Thanks to this relative modularity in OpenVPN it has been possible to use and abuse these components as if they were an API with relatively little effort.
My approach for testing all of these API-like components is as follows:
(assume 3 functions to be tested)
Get a number from the fuzzer input data in the range 0 – 2.
Call either of the three functions based in the number
Provide each function with parameters derived from the input data where dynamic parameters are required
Repeat the above process a number of times (for example (for i = 0; i < 5; i++) { … })
This will cause an ever-permutating sequence of invocations. Essentially the coverage surface becomes (near-) absolute, that is to say, (almost) every conceivable way to use the API is a contender to be tested via this algorithm.
This approach is especially useful to test the functions that operate on the same structure. If there exists any sequenced set of functions that would cause memory violations, this setup is bound to find it. Of course, the actual use of any group of functions within the application is only a small subset of all permutations and parameters that the fuzzer sets out to test, and any mishaps the fuzzer finds for very particular circumstances may not actually occur within the code. But it is nonetheless good to know, because:
If you know that a certain sequence of calls and their parameters will lead to memory corruption, you can now perform a manual code analysis to see if this situation occurs.
Corner-case API bugs that are not invoked now, may become manifest in the future once code (with calls to the API) is added that does trigger these bugs.
In MSAN-enabled builds I serialize the output structure (if there is one) to /dev/null. For example, the options parser stores all its data in a struct options variable. MSAN does not immediately report the use of uninitialized data; it only does so if it is used in conditions that lead to branching (if (x) …) or when the data is used for I/O.

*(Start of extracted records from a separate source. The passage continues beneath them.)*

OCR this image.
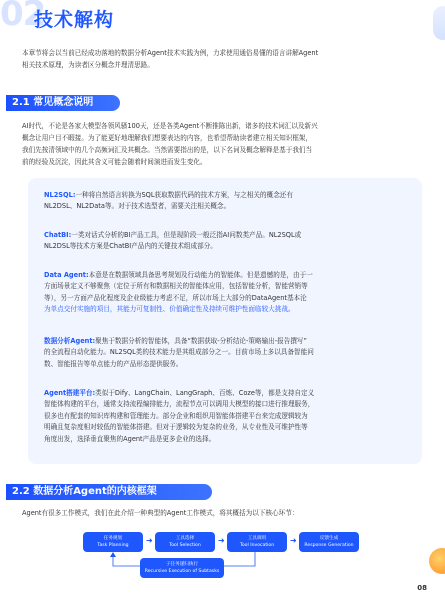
02
技术解构
本章节将会以当前已经成功落地的数据分析Agent技术实践为例，力求使用通俗易懂的语言讲解Agent
相关技术原理，为读者区分概念并理清思路。
2.1 常见概念说明
AI时代，不论是各家大模型各领风骚100天，还是各类Agent不断推陈出新，诸多的技术词汇以及新兴
概念让用户目不暇接。为了能更好地理解我们想要表达的内容，也希望帮助读者建立相关知识框架，
我们先按清领域中的几个高频词汇及其概念。当然需要指出的是，以下名词及概念解释是基于我们当
前的经验及沉淀，因此其含义可能会随着时间演进而发生变化。
NL2SQL:一种将自然语言转换为SQL获取数据代码的技术方案，与之相关的概念还有
NL2DSL、NL2Data等。对于技术选型者，需要关注相关概念。
ChatBI:一类对话式分析的BI产品工具，但是现阶段一般泛指AI问数类产品。NL2SQL或
NL2DSL等技术方案是ChatBI产品内的关键技术组成部分。
Data Agent:本意是在数据领域具备思考规划及行动能力的智能体。但是遗憾的是，由于一
方面场景定义不够聚焦（定位于所有和数据相关的智能体应用，包括智能分析，智能营销等
等），另一方面产品化程度及企业级能力考虑不足，所以市场上大部分的DataAgent基本沦
为单点交付实施的项目，其能力可复制性、价值确定性及持续可维护性面临较大挑战。
数据分析Agent:聚焦于数据分析的智能体，具备“数据获取-分析结论-策略输出-报告撰写”
的全流程自动化能力。NL2SQL类的技术能力是其组成部分之一。目前市场上多以具备智能问
数、智能报告等单点能力的产品形态提供服务。
Agent搭建平台:类似于Dify、LangChain、LangGraph、百炼、Coze等，都是支持自定义
智能体构建的平台，通常支持流程编排能力，流程节点可以调用大模型的接口进行推理服务，
很多也有配套的知识库构建和管理能力。部分企业和组织用智能体搭建平台来完成逻辑较为
明确且复杂度相对较低的智能体搭建。但对于逻辑较为复杂的业务，从专业性及可维护性等
角度出发，选择垂直聚焦的Agent产品是更多企业的选择。
2.2 数据分析Agent的内核框架
Agent有很多工作模式，我们在此介绍一种典型的Agent工作模式，将其概括为以下核心环节：
任务规划
Task Planning
➜	工具选择
Tool Selection
➜	工具调用
Tool Invocation
➜	反馈生成
Response Generation
子任务递归执行
Recursive Execution of Subtasks
08
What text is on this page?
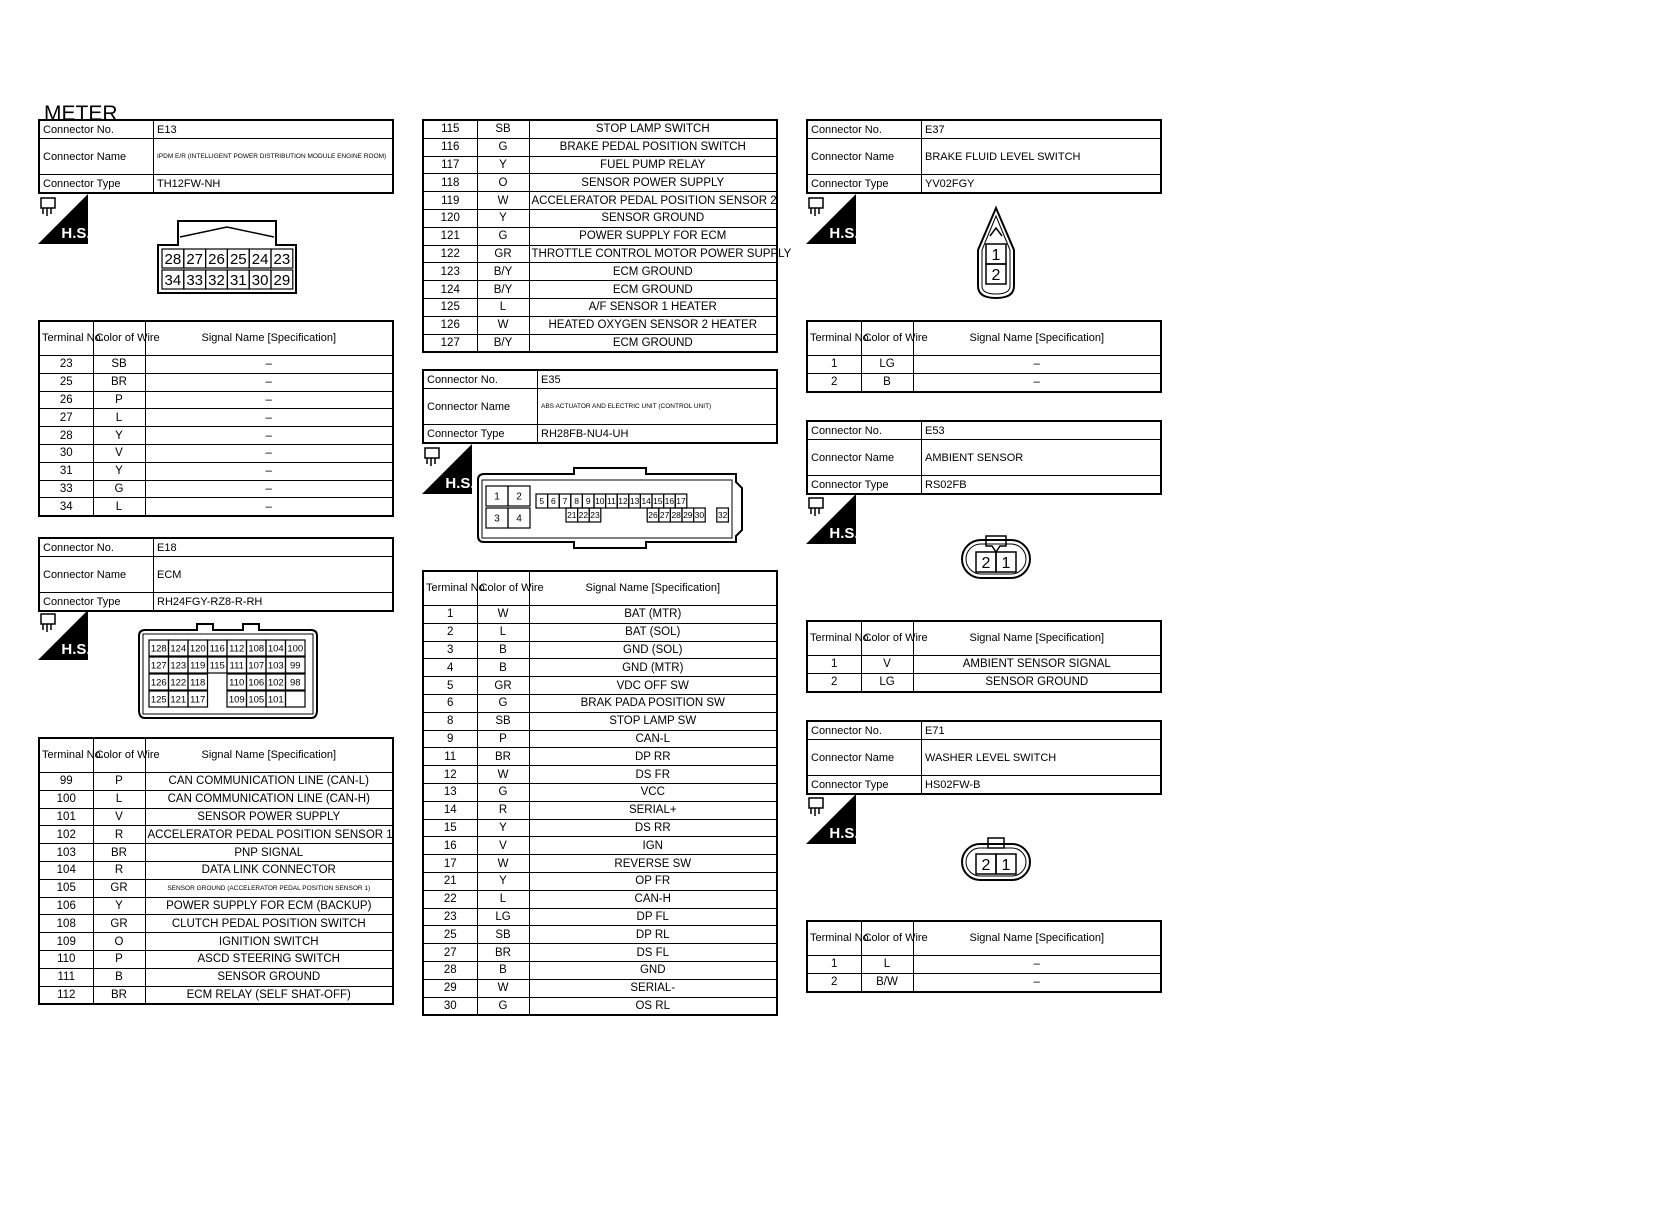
METER
Connector No.	E13
Connector Name	IPDM E/R (INTELLIGENT POWER DISTRIBUTION MODULE ENGINE ROOM)
Connector Type	TH12FW-NH
H.S.
28 27 26 25 24 23
34 33 32 31 30 29
Terminal No.	Color of Wire	Signal Name [Specification]
23	SB	–
25	BR	–
26	P	–
27	L	–
28	Y	–
30	V	–
31	Y	–
33	G	–
34	L	–
Connector No.	E18
Connector Name	ECM
Connector Type	RH24FGY-RZ8-R-RH
H.S.	128 124 120 116 112 108 104 100
127 123 119 115 111 107 103 99
126 122 118	110 106 102 98
125 121 117 109 105 101
Terminal No.	Color of Wire	Signal Name [Specification]
99	P	CAN COMMUNICATION LINE (CAN-L)
100	L	CAN COMMUNICATION LINE (CAN-H)
101	V	SENSOR POWER SUPPLY
102	R	ACCELERATOR PEDAL POSITION SENSOR 1
103	BR	PNP SIGNAL
104	R	DATA LINK CONNECTOR
105	GR	SENSOR GROUND (ACCELERATOR PEDAL POSITION SENSOR 1)
106	Y	POWER SUPPLY FOR ECM (BACKUP)
108	GR	CLUTCH PEDAL POSITION SWITCH
109	O	IGNITION SWITCH
110	P	ASCD STEERING SWITCH
111	B	SENSOR GROUND
112	BR	ECM RELAY (SELF SHAT-OFF)
115	SB	STOP LAMP SWITCH
116	G	BRAKE PEDAL POSITION SWITCH
117	Y	FUEL PUMP RELAY
118	O	SENSOR POWER SUPPLY
119	W	ACCELERATOR PEDAL POSITION SENSOR 2
120	Y	SENSOR GROUND
121	G	POWER SUPPLY FOR ECM
122	GR	THROTTLE CONTROL MOTOR POWER SUPPLY
123	B/Y	ECM GROUND
124	B/Y	ECM GROUND
125	L	A/F SENSOR 1 HEATER
126	W	HEATED OXYGEN SENSOR 2 HEATER
127	B/Y	ECM GROUND
Connector No.	E35
Connector Name	ABS ACTUATOR AND ELECTRIC UNIT (CONTROL UNIT)
Connector Type	RH28FB-NU4-UH
H.S.
1 2
3 4
5 6 7 8 9 10 11 12 13 14 15 16 17
21 22 23	26 27 28 29 30 32
Terminal No.	Color of Wire	Signal Name [Specification]
1	W	BAT (MTR)
2	L	BAT (SOL)
3	B	GND (SOL)
4	B	GND (MTR)
5	GR	VDC OFF SW
6	G	BRAK PADA POSITION SW
8	SB	STOP LAMP SW
9	P	CAN-L
11	BR	DP RR
12	W	DS FR
13	G	VCC
14	R	SERIAL+
15	Y	DS RR
16	V	IGN
17	W	REVERSE SW
21	Y	OP FR
22	L	CAN-H
23	LG	DP FL
25	SB	DP RL
27	BR	DS FL
28	B	GND
29	W	SERIAL-
30	G	OS RL
Connector No.	E37
Connector Name	BRAKE FLUID LEVEL SWITCH
Connector Type	YV02FGY
H.S.
1
2
Terminal No.	Color of Wire	Signal Name [Specification]
1	LG	–
2	B	–
Connector No.	E53
Connector Name	AMBIENT SENSOR
Connector Type	RS02FB
H.S.
2 1
Terminal No.	Color of Wire	Signal Name [Specification]
1	V	AMBIENT SENSOR SIGNAL
2	LG	SENSOR GROUND
Connector No.	E71
Connector Name	WASHER LEVEL SWITCH
Connector Type	HS02FW-B
H.S.
2 1
Terminal No.	Color of Wire	Signal Name [Specification]
1	L	–
2	B/W	–
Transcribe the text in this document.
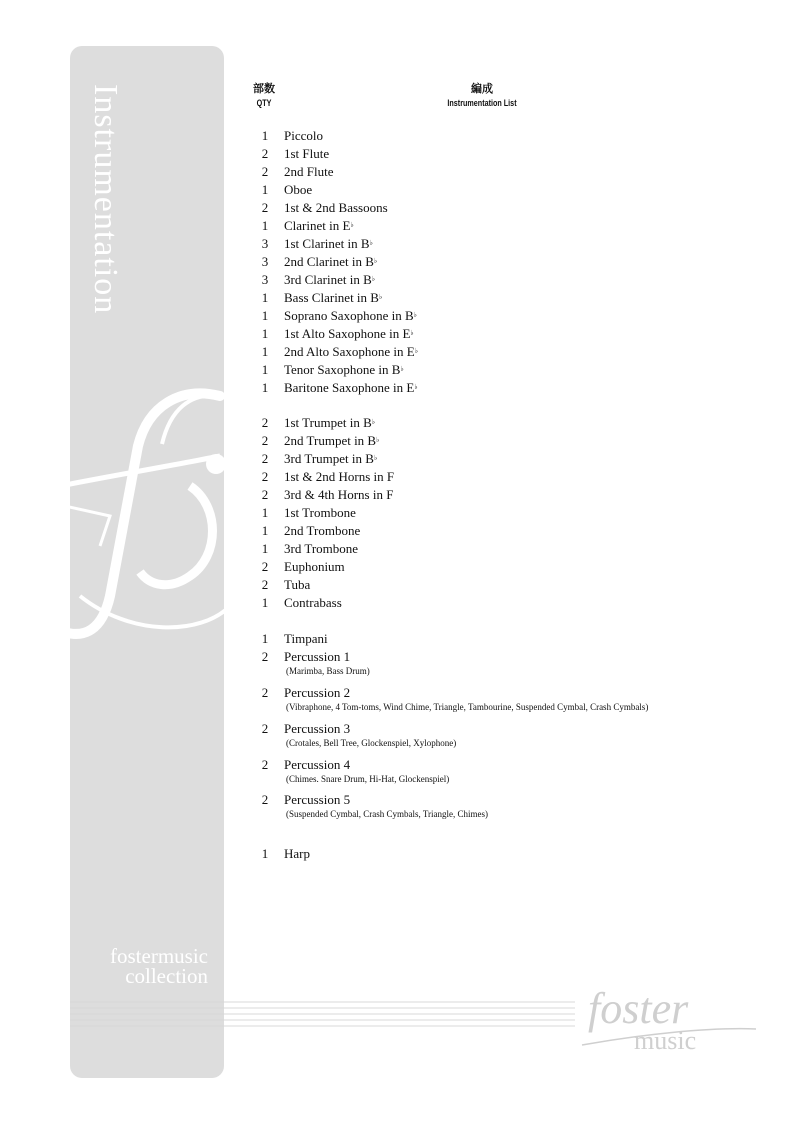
Instrumentation
fostermusic
collection
foster
music
部数
QTY
編成
Instrumentation List
1	Piccolo
2	1st Flute
2	2nd Flute
1	Oboe
2	1st & 2nd Bassoons
1	Clarinet in E♭
3	1st Clarinet in B♭
3	2nd Clarinet in B♭
3	3rd Clarinet in B♭
1	Bass Clarinet in B♭
1	Soprano Saxophone in B♭
1	1st Alto Saxophone in E♭
1	2nd Alto Saxophone in E♭
1	Tenor Saxophone in B♭
1	Baritone Saxophone in E♭
2	1st Trumpet in B♭
2	2nd Trumpet in B♭
2	3rd Trumpet in B♭
2	1st & 2nd Horns in F
2	3rd & 4th Horns in F
1	1st Trombone
1	2nd Trombone
1	3rd Trombone
2	Euphonium
2	Tuba
1	Contrabass
1	Timpani
2	Percussion 1
(Marimba, Bass Drum)
2	Percussion 2
(Vibraphone, 4 Tom-toms, Wind Chime, Triangle, Tambourine, Suspended Cymbal, Crash Cymbals)
2	Percussion 3
(Crotales, Bell Tree, Glockenspiel, Xylophone)
2	Percussion 4
(Chimes. Snare Drum, Hi-Hat, Glockenspiel)
2	Percussion 5
(Suspended Cymbal, Crash Cymbals, Triangle, Chimes)
1	Harp
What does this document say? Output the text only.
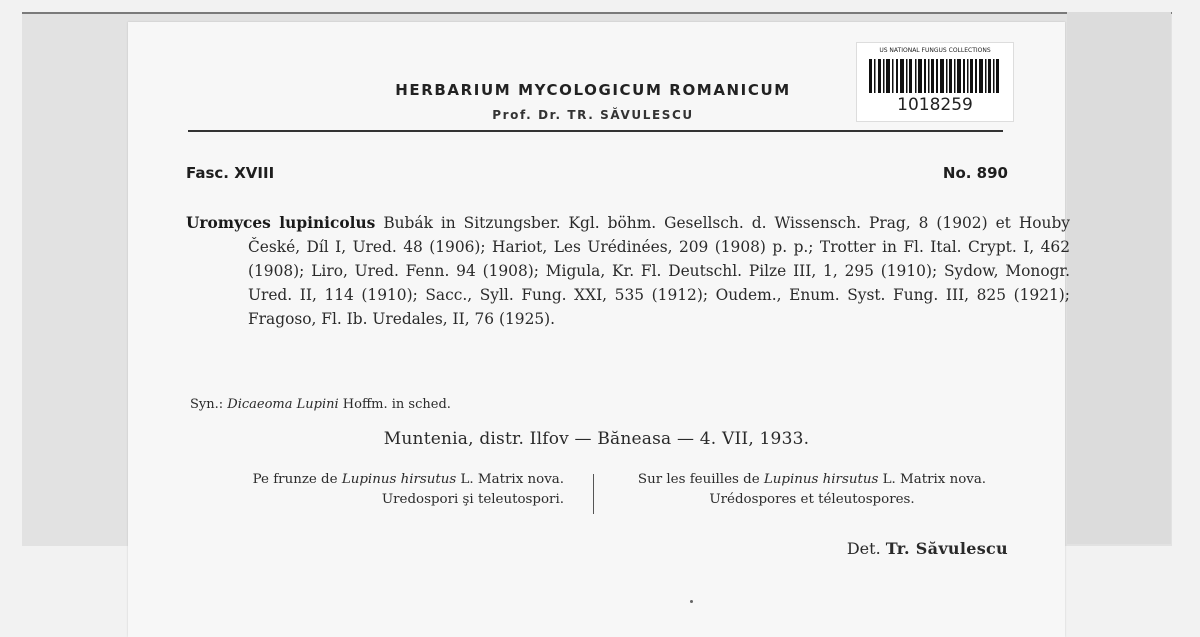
HERBARIUM MYCOLOGICUM ROMANICUM
Prof. Dr. TR. SĂVULESCU
US NATIONAL FUNGUS COLLECTIONS
1018259
Fasc. XVIII	No. 890
Uromyces lupinicolus Bubák in Sitzungsber. Kgl. böhm. Gesellsch. d. Wissensch. Prag, 8 (1902) et Houby České, Díl I, Ured. 48 (1906); Hariot, Les Urédinées, 209 (1908) p. p.; Trotter in Fl. Ital. Crypt. I, 462 (1908); Liro, Ured. Fenn. 94 (1908); Migula, Kr. Fl. Deutschl. Pilze III, 1, 295 (1910); Sydow, Monogr. Ured. II, 114 (1910); Sacc., Syll. Fung. XXI, 535 (1912); Oudem., Enum. Syst. Fung. III, 825 (1921); Fragoso, Fl. Ib. Uredales, II, 76 (1925).
Syn.: Dicaeoma Lupini Hoffm. in sched.
Muntenia, distr. Ilfov — Băneasa — 4. VII, 1933.
Pe frunze de Lupinus hirsutus L. Matrix nova. Uredospori şi teleutospori.
Sur les feuilles de Lupinus hirsutus L. Matrix nova. Urédospores et téleutospores.
Det. Tr. Săvulescu
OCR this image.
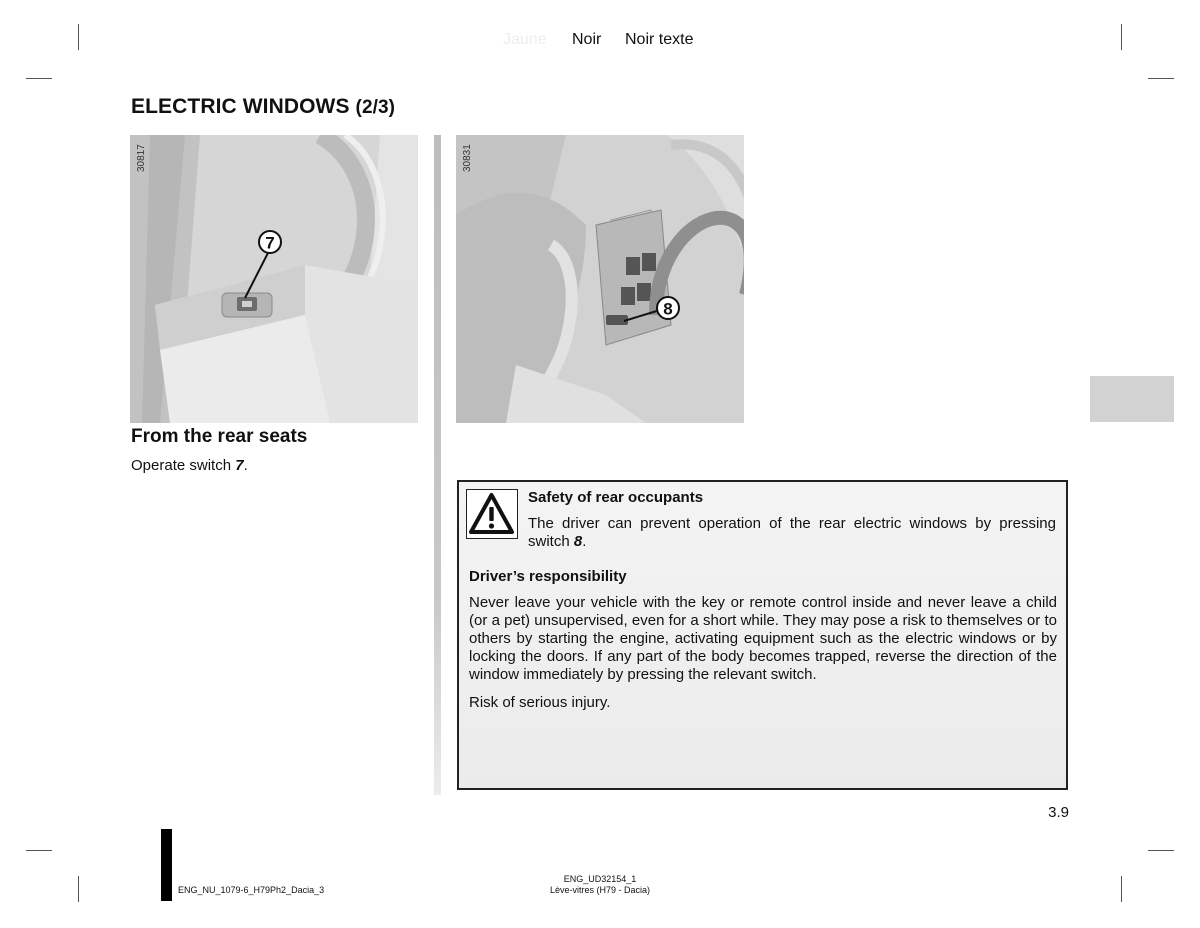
Jaune Noir Noir texte
ELECTRIC WINDOWS (2/3)
7
30817
8
30831
From the rear seats
Operate switch 7.
Safety of rear occupants
The driver can prevent operation of the rear electric windows by pressing switch 8.
Driver’s responsibility
Never leave your vehicle with the key or remote control inside and never leave a child (or a pet) unsupervised, even for a short while. They may pose a risk to themselves or to others by starting the engine, activating equipment such as the electric windows or by locking the doors. If any part of the body becomes trapped, reverse the direction of the window immediately by pressing the relevant switch.
Risk of serious injury.
3.9
ENG_NU_1079-6_H79Ph2_Dacia_3
ENG_UD32154_1
Lève-vitres (H79 - Dacia)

Hence, by serializing this data to /dev/null (normally a no-op), I force MSAN to detect uninitialized data. In C, there is no automatic way to serialize nested data structures (struct A contains a pointer to struct B etc), so for some structures I had to manually make a serialization stack of functions.
Limited fuzzing on a 32 bit platform has also been performed. This did not find any issues that do not occur on 64 bit.